Eastern Merchants EGM on Friday for share split

Thursday, 15 September 2011 00:53 -     - {{hitsCtrl.values.hits}}

Eastern Merchants Plc (ticker code EMER), arguably the largest exporter of natural rubber from Sri Lanka, hopes to gain shareholder approval for its proposed share sub-division at the Extraordinary General Meeting of the company to be held this Friday, 16 September 2011.

If approved, each of the company’s ordinary voting shares would be sub-divided into 70 shares, resulting in the number of shares in issue increasing from the current mark of 1,677,800 to 117,446,000 next Monday.

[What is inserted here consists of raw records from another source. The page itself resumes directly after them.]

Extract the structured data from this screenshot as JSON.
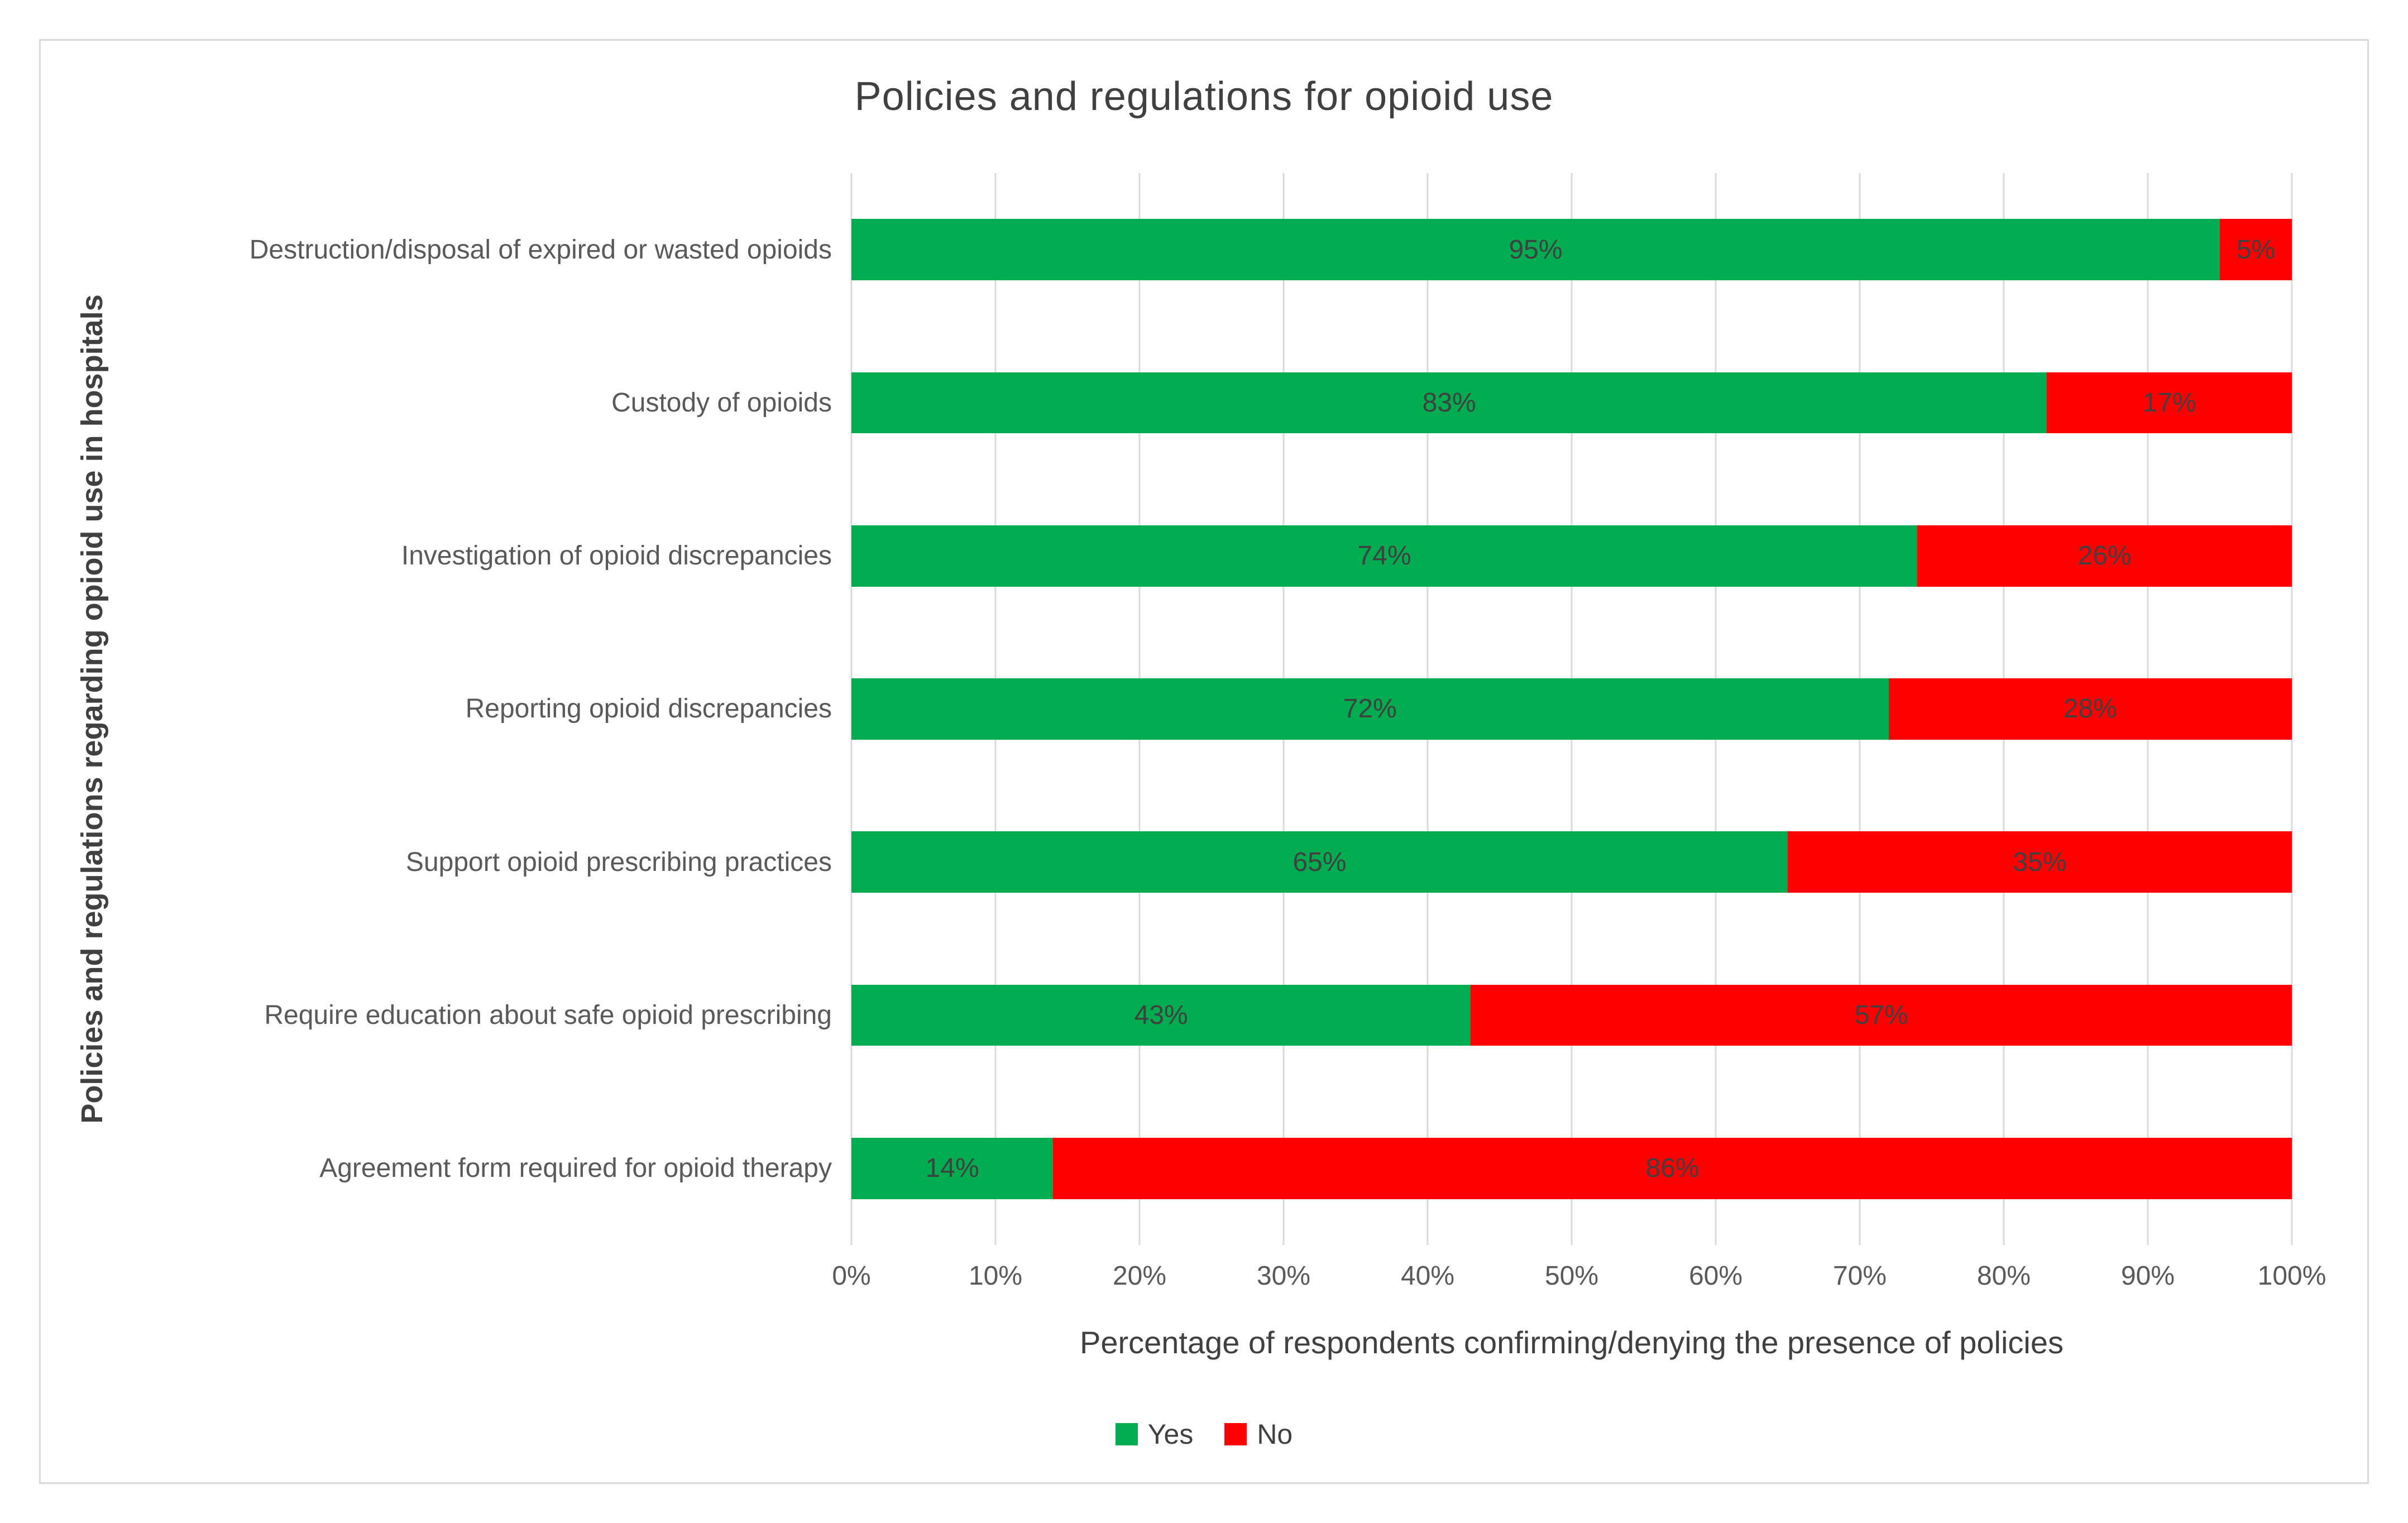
{
  "chart_data": {
    "type": "bar",
    "orientation": "horizontal-stacked",
    "title": "Policies and regulations for opioid use",
    "xlabel": "Percentage of respondents confirming/denying the presence of policies",
    "ylabel": "Policies and regulations regarding opioid use in hospitals",
    "categories": [
      "Destruction/disposal of expired or wasted opioids",
      "Custody of opioids",
      "Investigation of opioid discrepancies",
      "Reporting opioid discrepancies",
      "Support opioid prescribing practices",
      "Require education about safe opioid prescribing",
      "Agreement form required for opioid therapy"
    ],
    "series": [
      {
        "name": "Yes",
        "color": "#00AC50",
        "values": [
          95,
          83,
          74,
          72,
          65,
          43,
          14
        ]
      },
      {
        "name": "No",
        "color": "#FF0000",
        "values": [
          5,
          17,
          26,
          28,
          35,
          57,
          86
        ]
      }
    ],
    "xlim": [
      0,
      100
    ],
    "xticks": [
      "0%",
      "10%",
      "20%",
      "30%",
      "40%",
      "50%",
      "60%",
      "70%",
      "80%",
      "90%",
      "100%"
    ],
    "value_suffix": "%",
    "grid": true,
    "legend_position": "bottom",
    "colors": {
      "yes_green": "#00AC50",
      "no_red": "#FF0000",
      "gridline": "#d9d9d9",
      "frame_border": "#d9d9d9",
      "title_text": "#404040",
      "axis_text": "#595959",
      "data_label_text": "#404040"
    }
  }
}
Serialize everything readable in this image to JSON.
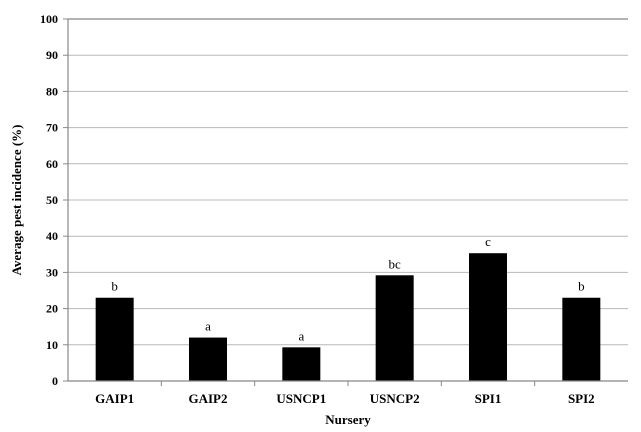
{
  "chart_data": {
    "type": "bar",
    "title": "",
    "xlabel": "Nursery",
    "ylabel": "Average pest incidence (%)",
    "categories": [
      "GAIP1",
      "GAIP2",
      "USNCP1",
      "USNCP2",
      "SPI1",
      "SPI2"
    ],
    "values": [
      23,
      12,
      9.3,
      29.2,
      35.3,
      23
    ],
    "annotations": [
      "b",
      "a",
      "a",
      "bc",
      "c",
      "b"
    ],
    "ylim": [
      0,
      100
    ],
    "yticks": [
      0,
      10,
      20,
      30,
      40,
      50,
      60,
      70,
      80,
      90,
      100
    ],
    "grid": true,
    "legend": "none",
    "colors": {
      "bar": "#000000",
      "grid": "#b8b8b8",
      "axis": "#888888"
    }
  }
}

This 70:1 sub-division or ‘split’ recommended by the Board of Eastern Merchants is one of the largest ever announced on the Colombo Stock Exchange and matches the quantum of the sub-division executed by CT Holdings PLC in May 2008. Since the announcement was made public on 4 August this year, the share of the company skyrocketed from Rs. 860 to Rs. 3,850 within a matter of two days.

The management of Eastern Merchants has stated that the main purpose of the sub-division would be to give its share some much-needed liquidity in the market. They believe that there is an illiquidity discount hampering the share price currently and that the share split would no doubt help the situation.

Due diligence commissioned by the company has revealed that similar actions carried out by other quoted entities in the past have yielded significant upside potential and that the lower absolute value of the share price post-split would make it more affordable for investors who are not prepared to pay the current market rate.

Eastern Merchants Chairman J.B.L. de Silva recently painted a picture of growth and expansion for the company in his message published in the company’s latest Annual Report. The sub-division will aid the company in raising funds in the market if it wishes to do so, but the management refused to comment regarding this possibility at present.

In the Annual Report, the Chairman had hinted that Eastern Merchants was examining two of its subsidiaries and an associate company “to uncover any underutilised potential and future growth prospects” and was also exploring avenues to strengthen the working capital requirements of the company.